SMBs in the travel industry are using web marketing to capitalize on increased interest this summer.

Consumers looking for the best deals and information on the travel and hospitality industry are increasingly using search engines to do their bidding. A report from iPerceptions suggests that search engines are one of the most popular tools for Americans when they’re looking for hotels, restaurants or other businesses.

During the fourth quarter of 2011, 27 percent of website traffic for businesses in these industries came from search engines. This was bested only by the 28 percent that came from direct site visits. Small businesses should consider that this means search engines – and SEO – are essential to discovery; direct searches indicate the shopper already knows where he or she wants to go, but search represents opportunities to reach new prospects (and search discovery can fuel subsequent direct website visits).

With so many consumers turning to search for travel and hospitality information, there are a number of methods SMBs in these verticals can use to attract new customers. Creating a content marketing strategy that focuses on improving search standing can be especially beneficial.
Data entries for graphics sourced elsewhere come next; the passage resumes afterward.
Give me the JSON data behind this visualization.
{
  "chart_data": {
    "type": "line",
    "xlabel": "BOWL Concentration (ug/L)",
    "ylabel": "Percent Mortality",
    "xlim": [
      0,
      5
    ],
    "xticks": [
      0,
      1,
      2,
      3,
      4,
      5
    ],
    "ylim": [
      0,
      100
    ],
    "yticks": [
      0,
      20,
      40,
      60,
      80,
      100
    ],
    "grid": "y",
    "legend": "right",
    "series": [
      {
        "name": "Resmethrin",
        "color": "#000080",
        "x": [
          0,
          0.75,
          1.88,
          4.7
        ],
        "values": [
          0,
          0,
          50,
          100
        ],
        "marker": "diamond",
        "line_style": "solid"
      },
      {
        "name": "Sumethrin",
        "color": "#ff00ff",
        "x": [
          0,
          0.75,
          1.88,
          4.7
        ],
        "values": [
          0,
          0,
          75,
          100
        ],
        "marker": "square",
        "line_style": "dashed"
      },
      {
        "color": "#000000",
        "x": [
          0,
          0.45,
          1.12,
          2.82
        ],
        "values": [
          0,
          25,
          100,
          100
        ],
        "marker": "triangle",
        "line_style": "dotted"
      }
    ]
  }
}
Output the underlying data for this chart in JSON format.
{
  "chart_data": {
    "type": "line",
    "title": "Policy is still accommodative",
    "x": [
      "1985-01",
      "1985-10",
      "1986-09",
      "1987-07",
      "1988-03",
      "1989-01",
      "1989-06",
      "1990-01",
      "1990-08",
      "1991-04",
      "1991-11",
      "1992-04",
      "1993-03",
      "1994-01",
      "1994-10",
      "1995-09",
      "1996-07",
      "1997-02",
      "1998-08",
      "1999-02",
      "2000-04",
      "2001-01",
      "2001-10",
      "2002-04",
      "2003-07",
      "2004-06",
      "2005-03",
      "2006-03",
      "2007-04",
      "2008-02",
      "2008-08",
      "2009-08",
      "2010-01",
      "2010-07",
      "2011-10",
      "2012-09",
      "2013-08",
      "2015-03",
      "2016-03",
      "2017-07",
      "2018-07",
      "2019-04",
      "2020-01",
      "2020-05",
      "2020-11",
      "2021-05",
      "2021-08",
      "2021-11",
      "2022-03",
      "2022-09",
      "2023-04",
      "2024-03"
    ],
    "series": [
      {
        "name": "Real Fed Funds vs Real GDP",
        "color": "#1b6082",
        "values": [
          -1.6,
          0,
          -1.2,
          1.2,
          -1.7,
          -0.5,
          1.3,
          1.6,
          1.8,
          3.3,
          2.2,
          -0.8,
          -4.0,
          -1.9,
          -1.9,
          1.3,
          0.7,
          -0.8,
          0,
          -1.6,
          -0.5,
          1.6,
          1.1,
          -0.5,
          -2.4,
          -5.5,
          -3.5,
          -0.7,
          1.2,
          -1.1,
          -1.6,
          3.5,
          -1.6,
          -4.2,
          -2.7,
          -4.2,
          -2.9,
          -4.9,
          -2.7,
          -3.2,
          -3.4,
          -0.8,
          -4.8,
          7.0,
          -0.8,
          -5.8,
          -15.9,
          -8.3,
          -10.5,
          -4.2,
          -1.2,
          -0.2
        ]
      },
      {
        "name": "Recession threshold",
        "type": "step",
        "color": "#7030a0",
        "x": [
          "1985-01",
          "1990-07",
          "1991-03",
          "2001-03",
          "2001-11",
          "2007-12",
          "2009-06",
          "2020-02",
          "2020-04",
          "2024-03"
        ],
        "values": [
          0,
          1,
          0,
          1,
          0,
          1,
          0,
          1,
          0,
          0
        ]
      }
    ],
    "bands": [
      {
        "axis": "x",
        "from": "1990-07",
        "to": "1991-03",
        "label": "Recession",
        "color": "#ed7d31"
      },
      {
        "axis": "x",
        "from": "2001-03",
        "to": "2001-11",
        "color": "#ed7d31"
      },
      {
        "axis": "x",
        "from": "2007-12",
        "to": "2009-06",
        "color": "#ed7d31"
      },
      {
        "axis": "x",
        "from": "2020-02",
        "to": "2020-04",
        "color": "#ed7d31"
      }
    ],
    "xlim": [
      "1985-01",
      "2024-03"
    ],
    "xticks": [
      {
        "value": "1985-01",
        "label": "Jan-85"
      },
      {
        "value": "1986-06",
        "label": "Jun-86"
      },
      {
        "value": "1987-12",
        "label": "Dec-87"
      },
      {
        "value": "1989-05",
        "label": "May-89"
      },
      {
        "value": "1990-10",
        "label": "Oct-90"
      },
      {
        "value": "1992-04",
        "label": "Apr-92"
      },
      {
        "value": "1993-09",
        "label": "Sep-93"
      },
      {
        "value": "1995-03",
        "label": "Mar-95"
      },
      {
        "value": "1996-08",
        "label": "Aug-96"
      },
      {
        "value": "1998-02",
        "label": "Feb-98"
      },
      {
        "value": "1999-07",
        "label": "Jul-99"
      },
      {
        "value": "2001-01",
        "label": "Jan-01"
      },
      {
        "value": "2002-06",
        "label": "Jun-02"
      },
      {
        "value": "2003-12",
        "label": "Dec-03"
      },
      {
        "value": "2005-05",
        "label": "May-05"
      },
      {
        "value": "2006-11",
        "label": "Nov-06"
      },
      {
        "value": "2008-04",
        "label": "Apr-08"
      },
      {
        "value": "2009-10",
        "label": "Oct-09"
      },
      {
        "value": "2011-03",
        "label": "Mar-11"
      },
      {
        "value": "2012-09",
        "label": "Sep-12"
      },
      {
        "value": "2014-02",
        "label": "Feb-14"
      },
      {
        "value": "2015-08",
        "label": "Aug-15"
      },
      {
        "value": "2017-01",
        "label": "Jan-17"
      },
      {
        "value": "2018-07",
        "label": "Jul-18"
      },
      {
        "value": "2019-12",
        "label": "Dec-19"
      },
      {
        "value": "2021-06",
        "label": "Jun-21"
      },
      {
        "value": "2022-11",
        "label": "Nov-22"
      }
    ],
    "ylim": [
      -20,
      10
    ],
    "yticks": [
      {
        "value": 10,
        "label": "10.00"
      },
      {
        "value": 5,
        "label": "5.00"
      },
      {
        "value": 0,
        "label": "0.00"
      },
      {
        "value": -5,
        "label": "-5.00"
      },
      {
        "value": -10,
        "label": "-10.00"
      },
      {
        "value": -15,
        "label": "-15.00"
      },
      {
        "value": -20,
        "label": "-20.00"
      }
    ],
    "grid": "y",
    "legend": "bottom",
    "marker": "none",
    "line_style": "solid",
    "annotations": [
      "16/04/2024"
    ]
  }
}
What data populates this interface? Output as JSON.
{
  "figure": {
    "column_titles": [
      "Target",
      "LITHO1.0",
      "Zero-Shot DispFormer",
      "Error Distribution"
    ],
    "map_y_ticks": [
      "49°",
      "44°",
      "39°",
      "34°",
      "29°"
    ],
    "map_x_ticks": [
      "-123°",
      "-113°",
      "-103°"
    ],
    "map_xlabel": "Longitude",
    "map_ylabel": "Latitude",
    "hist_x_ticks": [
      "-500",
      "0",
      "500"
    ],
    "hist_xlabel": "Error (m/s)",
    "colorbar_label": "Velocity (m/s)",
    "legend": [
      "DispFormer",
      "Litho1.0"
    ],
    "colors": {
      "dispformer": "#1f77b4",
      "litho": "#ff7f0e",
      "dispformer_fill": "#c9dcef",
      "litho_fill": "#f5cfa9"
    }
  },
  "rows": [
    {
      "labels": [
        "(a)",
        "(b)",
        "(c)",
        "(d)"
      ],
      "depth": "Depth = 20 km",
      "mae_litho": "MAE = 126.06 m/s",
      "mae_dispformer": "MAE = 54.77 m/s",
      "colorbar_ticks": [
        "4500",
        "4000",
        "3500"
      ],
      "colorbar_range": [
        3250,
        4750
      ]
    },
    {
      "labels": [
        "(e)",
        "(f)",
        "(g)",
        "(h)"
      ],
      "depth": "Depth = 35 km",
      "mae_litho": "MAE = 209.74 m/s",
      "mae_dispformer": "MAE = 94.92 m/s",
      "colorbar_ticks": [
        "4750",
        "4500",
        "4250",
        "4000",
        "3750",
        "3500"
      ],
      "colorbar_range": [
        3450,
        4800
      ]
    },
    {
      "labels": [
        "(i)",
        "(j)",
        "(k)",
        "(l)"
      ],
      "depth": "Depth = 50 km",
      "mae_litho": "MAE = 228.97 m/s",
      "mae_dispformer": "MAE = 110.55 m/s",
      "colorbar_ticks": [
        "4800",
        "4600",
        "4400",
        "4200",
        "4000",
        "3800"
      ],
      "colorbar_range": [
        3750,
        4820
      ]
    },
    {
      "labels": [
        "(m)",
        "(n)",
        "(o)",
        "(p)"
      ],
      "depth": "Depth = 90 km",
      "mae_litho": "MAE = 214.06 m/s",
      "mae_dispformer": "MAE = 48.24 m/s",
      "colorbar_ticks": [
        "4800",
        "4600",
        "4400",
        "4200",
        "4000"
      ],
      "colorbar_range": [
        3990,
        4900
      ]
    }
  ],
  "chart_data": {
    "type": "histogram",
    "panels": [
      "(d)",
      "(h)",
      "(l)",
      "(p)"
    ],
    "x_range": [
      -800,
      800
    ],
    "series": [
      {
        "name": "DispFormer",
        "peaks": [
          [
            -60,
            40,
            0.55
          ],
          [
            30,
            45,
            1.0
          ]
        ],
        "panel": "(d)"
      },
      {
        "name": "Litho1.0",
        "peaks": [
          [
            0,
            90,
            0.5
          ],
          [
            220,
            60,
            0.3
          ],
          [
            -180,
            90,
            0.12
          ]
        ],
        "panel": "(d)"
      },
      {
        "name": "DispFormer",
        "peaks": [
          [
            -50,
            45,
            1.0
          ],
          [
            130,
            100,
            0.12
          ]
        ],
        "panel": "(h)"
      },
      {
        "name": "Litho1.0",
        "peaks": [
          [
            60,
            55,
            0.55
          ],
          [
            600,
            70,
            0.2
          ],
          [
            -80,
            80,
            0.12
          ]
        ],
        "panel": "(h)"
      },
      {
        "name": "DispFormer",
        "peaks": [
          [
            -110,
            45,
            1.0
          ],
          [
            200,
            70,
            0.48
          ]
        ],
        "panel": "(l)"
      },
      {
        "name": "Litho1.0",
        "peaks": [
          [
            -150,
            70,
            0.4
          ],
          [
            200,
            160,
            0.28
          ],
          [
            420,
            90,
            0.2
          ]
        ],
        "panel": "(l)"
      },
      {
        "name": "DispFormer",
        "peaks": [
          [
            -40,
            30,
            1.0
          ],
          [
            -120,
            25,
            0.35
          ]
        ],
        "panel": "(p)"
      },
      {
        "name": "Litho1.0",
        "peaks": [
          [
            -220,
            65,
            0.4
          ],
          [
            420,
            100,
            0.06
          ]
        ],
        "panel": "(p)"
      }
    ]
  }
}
Articles or blog posts that discuss the SMB’s location, attractions and other topics related to the region along with relevant links to travel information can make a site more appealing to search crawlers and – more importantly – useful to visitors. While SEO is important to improving search standing, it’s increasingly important for SMBs to remember that delivering a high-quality user experience is as critical as any keyword strategy to gain visibility and it’s ultimately more important in terms of converting prospects.

ContentLEAD recently reported that Google rolled out a search algorithm update aimed at bringing high-quality website content to its users. Among the issues Google’s Matt Cutts discussed motivating the roll out was too many sites exploiting SEO best practices with poor linking strategies and overly aggressive, irrelevant keyword strategies.